MORE: FARC launches series of attacks over weekend

Another event mentioned by the group in the report was the bombing of a house inhabited by a 48-year-old woman, a pregnant 28-year-old, and a 6-year-old girl; family members of the Rios Vivos Movement.

Three municipalities surrounding the Ituango dam have been ranked by the government’s human rights watchdog as the most at risk municipalities in the armed conflict.

During the 2014 presidential elections, out of six municipalities in the state that had to change locations of voting stations, four of those municipalities have been affected by the Ituango hydro project. The municipalities of Ituango, Yuramal, Briceño, and San Andres de Cuerquia had to change voting stations due to anti-personnel mines in the area.
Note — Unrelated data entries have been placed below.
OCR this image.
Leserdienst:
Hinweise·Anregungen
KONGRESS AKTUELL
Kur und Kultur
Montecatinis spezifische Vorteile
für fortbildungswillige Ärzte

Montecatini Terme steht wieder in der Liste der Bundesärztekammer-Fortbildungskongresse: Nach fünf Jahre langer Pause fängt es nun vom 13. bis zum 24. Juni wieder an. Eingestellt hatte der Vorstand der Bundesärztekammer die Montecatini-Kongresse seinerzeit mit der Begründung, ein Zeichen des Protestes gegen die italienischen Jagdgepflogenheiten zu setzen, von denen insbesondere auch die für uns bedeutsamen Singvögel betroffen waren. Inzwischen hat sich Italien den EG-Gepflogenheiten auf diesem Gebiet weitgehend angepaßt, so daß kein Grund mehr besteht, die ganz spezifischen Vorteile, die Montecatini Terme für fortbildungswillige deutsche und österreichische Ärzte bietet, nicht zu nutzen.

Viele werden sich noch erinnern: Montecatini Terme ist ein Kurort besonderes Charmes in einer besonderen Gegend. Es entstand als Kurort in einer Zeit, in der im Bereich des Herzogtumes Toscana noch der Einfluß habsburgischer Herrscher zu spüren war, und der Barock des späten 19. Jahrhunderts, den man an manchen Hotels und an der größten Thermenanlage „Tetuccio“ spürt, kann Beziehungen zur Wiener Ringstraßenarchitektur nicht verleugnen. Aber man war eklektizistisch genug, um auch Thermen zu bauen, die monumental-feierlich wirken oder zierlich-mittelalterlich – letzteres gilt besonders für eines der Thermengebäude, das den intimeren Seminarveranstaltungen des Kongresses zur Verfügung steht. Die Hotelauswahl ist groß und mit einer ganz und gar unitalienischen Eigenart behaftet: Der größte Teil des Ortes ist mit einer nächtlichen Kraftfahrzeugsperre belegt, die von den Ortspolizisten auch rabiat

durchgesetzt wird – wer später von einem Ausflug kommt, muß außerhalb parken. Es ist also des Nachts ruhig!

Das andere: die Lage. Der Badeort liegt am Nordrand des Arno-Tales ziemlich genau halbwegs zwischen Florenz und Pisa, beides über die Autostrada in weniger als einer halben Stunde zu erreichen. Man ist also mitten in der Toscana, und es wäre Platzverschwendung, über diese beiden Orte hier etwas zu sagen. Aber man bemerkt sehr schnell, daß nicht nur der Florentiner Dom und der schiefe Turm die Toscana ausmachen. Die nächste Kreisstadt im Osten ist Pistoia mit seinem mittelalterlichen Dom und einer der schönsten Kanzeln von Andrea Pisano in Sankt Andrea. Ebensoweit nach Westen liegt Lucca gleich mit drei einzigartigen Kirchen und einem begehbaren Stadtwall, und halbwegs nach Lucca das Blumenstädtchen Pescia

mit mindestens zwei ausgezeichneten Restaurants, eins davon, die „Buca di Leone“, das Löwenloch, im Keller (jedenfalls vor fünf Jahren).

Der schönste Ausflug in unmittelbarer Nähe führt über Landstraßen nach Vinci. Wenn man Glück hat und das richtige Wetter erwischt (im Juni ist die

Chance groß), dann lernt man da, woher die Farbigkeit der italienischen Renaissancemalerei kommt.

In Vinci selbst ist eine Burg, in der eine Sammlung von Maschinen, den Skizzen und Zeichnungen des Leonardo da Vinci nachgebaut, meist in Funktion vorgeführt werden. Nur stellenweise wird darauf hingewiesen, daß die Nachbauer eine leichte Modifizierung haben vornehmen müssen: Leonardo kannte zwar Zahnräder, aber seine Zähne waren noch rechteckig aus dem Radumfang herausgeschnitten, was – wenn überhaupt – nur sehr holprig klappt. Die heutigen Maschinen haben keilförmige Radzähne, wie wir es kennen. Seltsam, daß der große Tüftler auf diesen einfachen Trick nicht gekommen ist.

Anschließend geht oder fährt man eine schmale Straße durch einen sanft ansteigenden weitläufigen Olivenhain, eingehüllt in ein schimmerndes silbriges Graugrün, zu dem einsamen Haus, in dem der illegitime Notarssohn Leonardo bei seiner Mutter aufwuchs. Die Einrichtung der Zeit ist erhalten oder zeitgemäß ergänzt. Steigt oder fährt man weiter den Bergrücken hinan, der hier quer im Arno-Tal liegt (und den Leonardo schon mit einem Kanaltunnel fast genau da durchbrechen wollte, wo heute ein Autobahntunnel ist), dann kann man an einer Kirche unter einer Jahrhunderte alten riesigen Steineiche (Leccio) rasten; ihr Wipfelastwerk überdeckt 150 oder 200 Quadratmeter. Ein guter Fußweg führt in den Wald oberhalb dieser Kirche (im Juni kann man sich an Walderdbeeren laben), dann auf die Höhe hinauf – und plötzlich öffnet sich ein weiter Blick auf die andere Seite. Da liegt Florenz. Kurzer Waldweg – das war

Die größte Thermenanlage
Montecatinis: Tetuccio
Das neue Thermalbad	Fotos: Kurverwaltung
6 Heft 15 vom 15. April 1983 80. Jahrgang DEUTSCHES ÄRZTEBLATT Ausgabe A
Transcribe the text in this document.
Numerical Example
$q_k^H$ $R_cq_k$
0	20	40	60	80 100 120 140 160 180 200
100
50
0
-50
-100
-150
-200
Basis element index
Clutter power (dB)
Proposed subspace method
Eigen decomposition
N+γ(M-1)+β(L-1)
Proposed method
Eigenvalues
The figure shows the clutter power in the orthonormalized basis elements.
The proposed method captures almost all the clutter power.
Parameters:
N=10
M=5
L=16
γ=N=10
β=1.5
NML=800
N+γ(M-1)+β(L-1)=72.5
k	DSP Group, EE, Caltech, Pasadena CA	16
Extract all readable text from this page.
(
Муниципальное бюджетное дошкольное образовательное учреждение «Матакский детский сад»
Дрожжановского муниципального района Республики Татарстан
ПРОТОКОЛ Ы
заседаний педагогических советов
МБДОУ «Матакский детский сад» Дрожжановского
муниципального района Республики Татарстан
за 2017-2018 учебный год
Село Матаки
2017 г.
All four municipalities had voter turn-outs below the national average, according to the National Registry.

According to the report, Colombia’s military and police have not done much to help the security situation, which has put civilians in danger.

MORE: Police arrest 22 ‘FARC guerrillas,’ mayor says suspects are innocent

The report cited five cases where army units would use civilian houses and community spaces such as schools and the town hall to relax and talk. On one occasion, an explosive device was found 22 yards from a school and 33 yards from a police checkpoint.

The report states that “mega projects, with the state as it’s principal promoter and defender, generates a kind of institutional paranoia. The military control of private and public territory has been used principally by the National Army, the National Police, and private security forces to occupy roads, schools, and gathering places.”

Rios Vivos disapproved of the restrictions to mobility and the harassment of human rights defenders.

Two civilian leaders of the Rios Vivos Movement have already been brutally murdered in the fight against the Ituango hydro project. The murders of Nelson Giraldo and Robinson David Mazo were also remembered in the report, who were only two of the thousands affected by violence in Ituango.

MORE: North Antioquia exodus continues

Colombian police would detain farmers and leaders of the Rios Vivos Movement  for hours without reason and prevent them from organizing while the FARC would dynamite buses traveling in the region.

The FARC have been active in the region, with fighting between armed factions of Colombia’s civil war causing massive displacement, disappearances, and assassinations.

On Wednesday, Colombia’s military announced the killing of two FARC guerrillas in Ituango, highlighting the continuing violence in the region with the country’s biggest development project.